CHARLOTTE, N.C. – The administrator of Atrium Health’s hospital-at-home program provided insight into its partnership with Best Buy Health and more at the HME News Business Summit last week in Charlotte. 

Colleen Hole said the partnership makes the best use of the strengths of Atrium Health, a Charlotte-based health system serving patients at 40 hospitals and hundreds of care locations, and the health division of the big box retailer. 

“We’re good at operations; they’re good at tech and logistics,” said Hole, vice president of clinical integration. 

With up to 120% occupancy in hospitals, Hole said, the hospital-at-home program continues to be a focus for Atrium Health. The health system currently has about 40 patients on service and a goal of scaling to 60 – “that’s a small hospital,” she said. 

Along with remote patient monitoring through Best Buy Health, HME is a “robust part of the system,” she said, with home oxygen therapy and home infusion two common needs of patients in the program. Other key components: a team of nurses that provide virtual care 24/7 and a team of 40 paramedics. 

“70% of acute care beds could be taken care of at home” at 20% to 30% of the cost, Hole said. 

Hole acknowledged that funding for the hospital-at-home program is largely based on waivers that could expire in December 2024, but she said legislators and regulators are increasingly seeing the benefit. The Medicaid program in North Carolina, for example, recently became one of nine states in the country to cover the program. 

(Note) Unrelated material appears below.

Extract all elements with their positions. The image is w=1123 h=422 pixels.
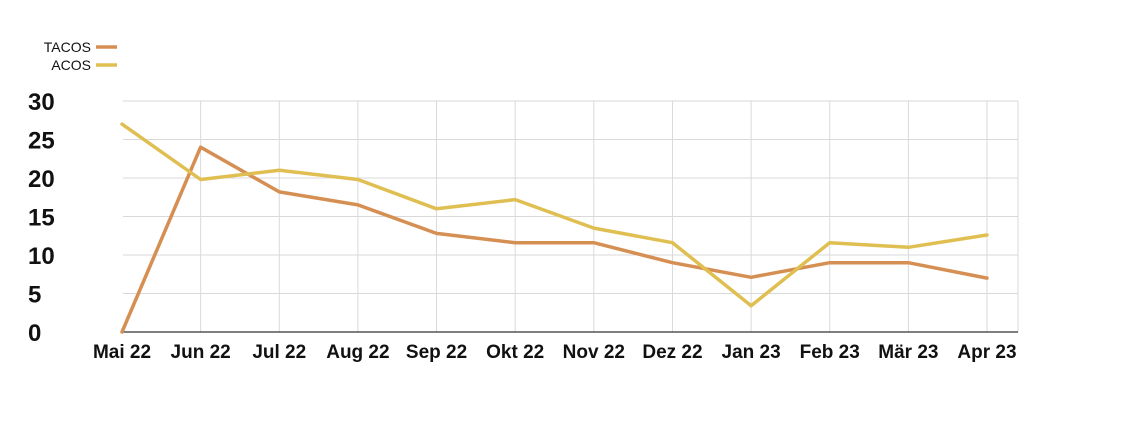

“This is by far the most rewarding thing I’ve done in health care,” she said. “We lost something by institutionalizing health care.” 

Also heard at the Summit 

  • Brad Heath of AdaptHealth, which has a large contract with Humana, on what payers are looking for data-wise – and it’s not necessarily what you’d think. “They’re much more interested in data on diabetes and cancer, based on what they see the overspend on. We say, ‘We can save you here (on oxygen),’ and they say, ‘That’s only our 6th biggest issue.’” 
  • Ryan Bullock of Aeroflow Healthcare believes 99% of claims for HME will come through e-prescribing platforms in the next five to 10 years – “if not sooner.” 
  • Katie Stevens of Reliable Medical Supply said, despite consolidation in the industry, “small providers, or niche-level providers, are thriving in some markets. There is so much business coming.” 
  • Dr. William Frazier of Viemed said providers need to collect and use data to demonstrate efficacy, something the HME industry, unlike the pharma industry, is not good at. “That’s what keeps us from becoming Amazon – being able to tell what happens to the patients,” he said.